He writes: The Second World War came to an end (almost) in Hastings in November 1944, eighty years ago, when the last bomb alert sounded throughout the town.
But luckily this was a false alarm, and in fact the last bomb to hit the town was a ‘doodlebug’ – a V1 flying bomb – that was shot down at the bottom of Wishing Tree Road on 4 August 1944. The doodlebugs were self-propelled rocket bombs, the first of which to hit the borough was brought down in Bexhill Road near Glyne Gap by anti-aircraft gunfire on 15 June 1944.
Before then, all the bombs that had hit the town had been dropped by aircraft, the first coming down on 26 July 1940 and the last on 27 March 1944. These caused extensive damage throughout the town, some of which can still be seen today (including in my house, which still has the temporary ceilings put up following a bombing raid in 1943!).

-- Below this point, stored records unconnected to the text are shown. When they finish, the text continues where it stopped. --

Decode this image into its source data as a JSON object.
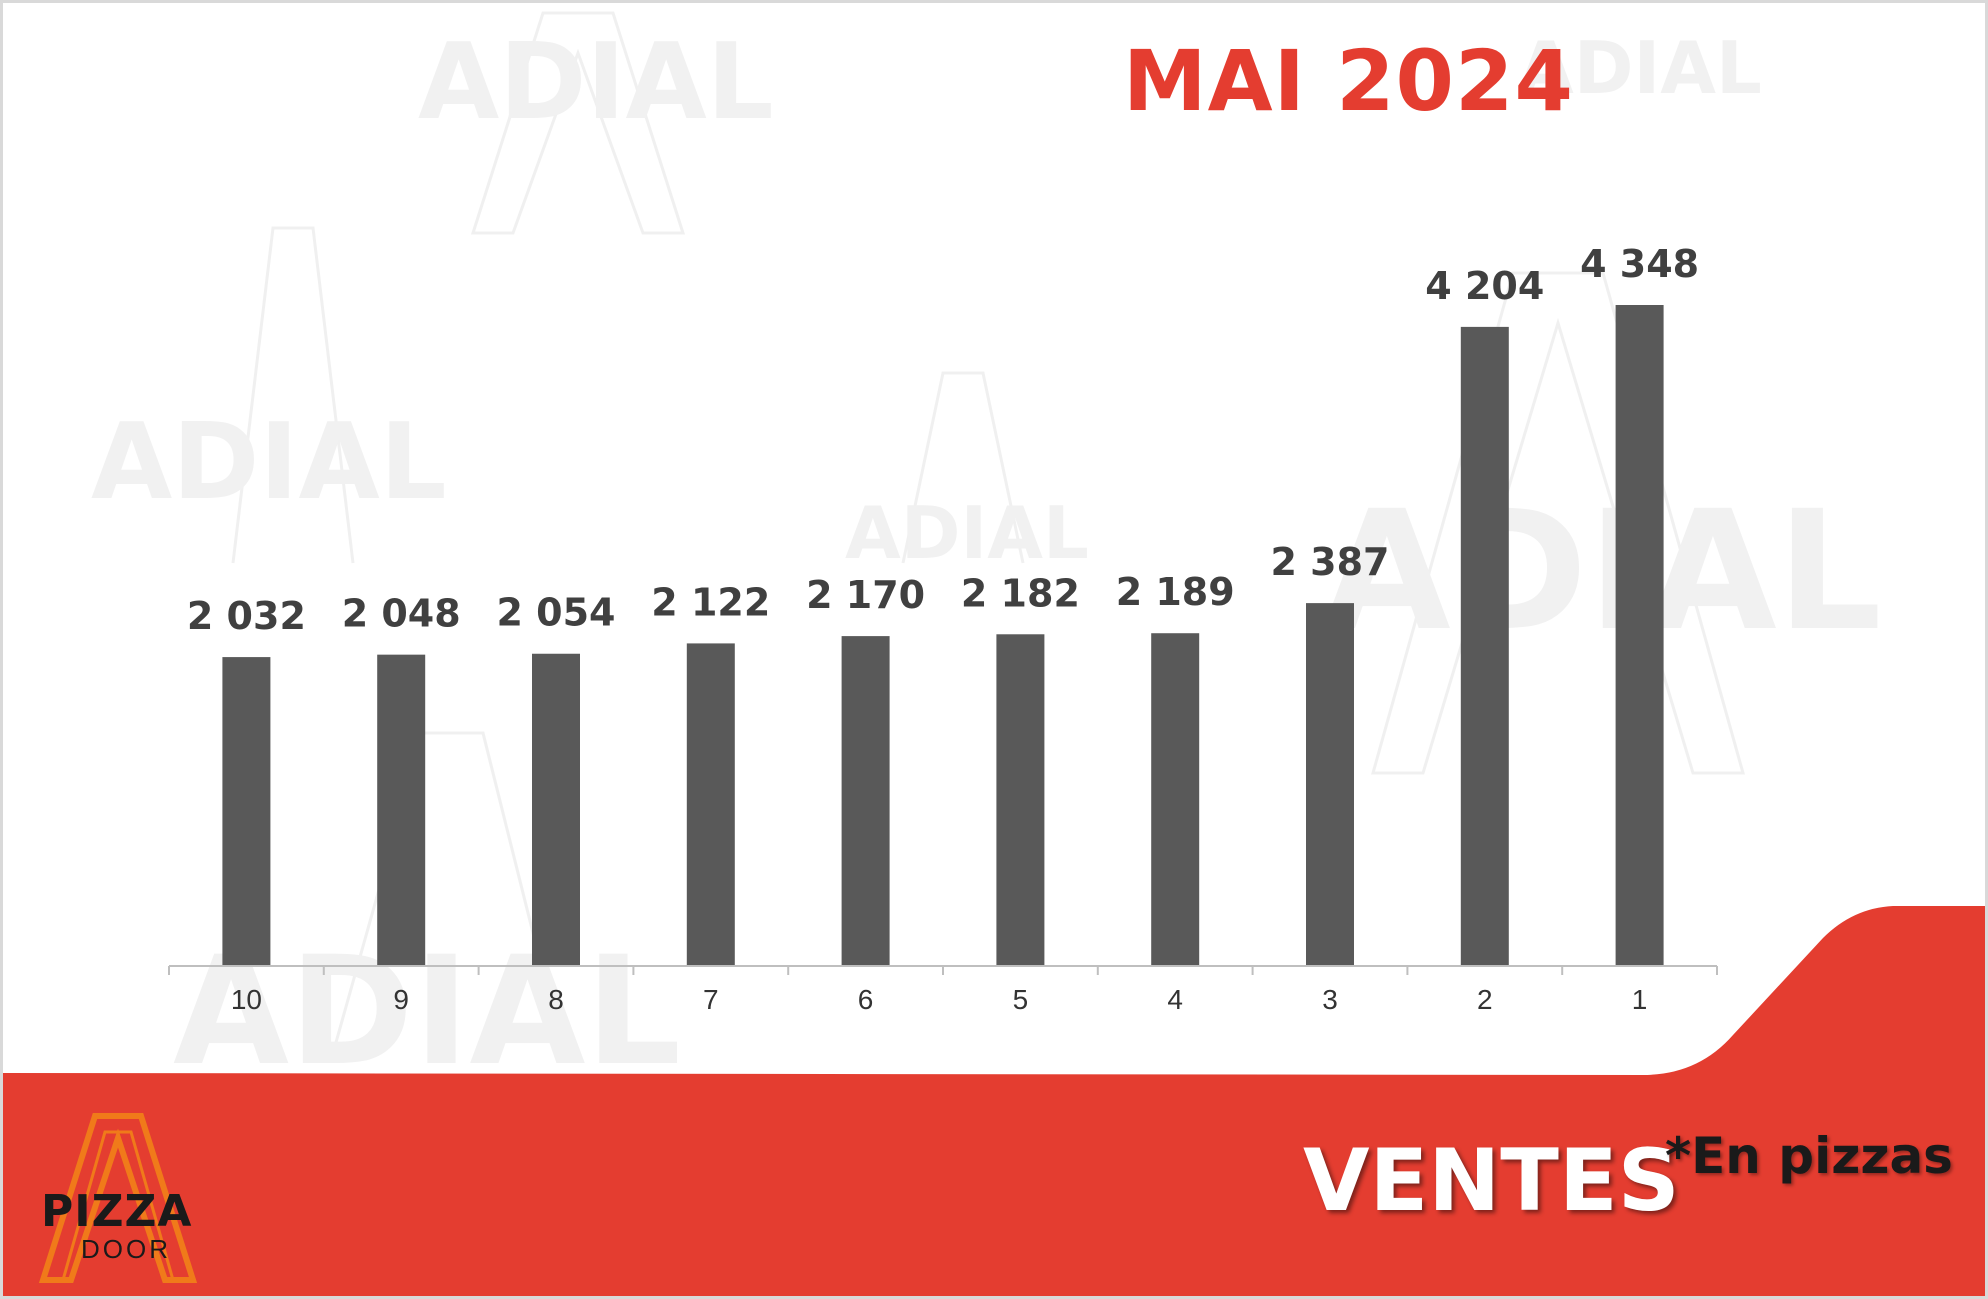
{
  "title": "MAI 2024",
  "footer": {
    "title": "VENTES",
    "note": "*En pizzas"
  },
  "logo": {
    "brand": "PIZZA",
    "sub": "DOOR"
  },
  "watermark": "ADIAL",
  "colors": {
    "accent": "#e43d30",
    "bar": "#595959",
    "background": "#ffffff",
    "logo_orange": "#f07a1a"
  },
  "chart_data": {
    "type": "bar",
    "title": "MAI 2024",
    "xlabel": "",
    "ylabel": "",
    "categories": [
      "10",
      "9",
      "8",
      "7",
      "6",
      "5",
      "4",
      "3",
      "2",
      "1"
    ],
    "values": [
      2032,
      2048,
      2054,
      2122,
      2170,
      2182,
      2189,
      2387,
      4204,
      4348
    ],
    "value_labels": [
      "2 032",
      "2 048",
      "2 054",
      "2 122",
      "2 170",
      "2 182",
      "2 189",
      "2 387",
      "4 204",
      "4 348"
    ],
    "ylim": [
      0,
      4348
    ],
    "grid": false,
    "legend": "none"
  }
}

Hitler’s V1 high-powered doodlebugs were mainly aimed at London, with many passing over Hastings en route to their target. So five large batteries of heavy anti-aircraft guns were set up in Hastings to shoot them down: on the East and West Hills, at West Marina Gardens, on the Oval and at Fairlight Head. Prime Minister Winston Churchill’s daughter Mary was in the Auxiliary Territorial Service, and she helped run the West Hill gun site. Their operational HQ was the ladies’ toilet at the top of Wellington Road (now gone).
Fortunately, only 15 doodlebugs actually fell in the borough, but the countryside inland suffered much more severely, with no fewer than 374 brought down in what was then called Battle Rural District. One landed in Westfield, killing a woman and causing much damage.
However, the Hollington area suffered very severely on Sunday 16 July when an Allied fighter plane shot down a doodlebug. It crashed into small houses in Old Church Road and Hollington Old Lane, killing three people and injuring 47, twelve of them seriously. Two houses were demolished and many others extensively damaged over a wide area.
The last person to die in Hastings as a result of enemy action was Ethel Barnes, killed on 20 July 1944 when one of these flying bombs landed in a field near her home, Shearbarn Farm. The damaged farmhouse was later demolished. The remains of a doodlebug are on permanent display in the Fishermen’s Museum in Rock-a-Nore Road.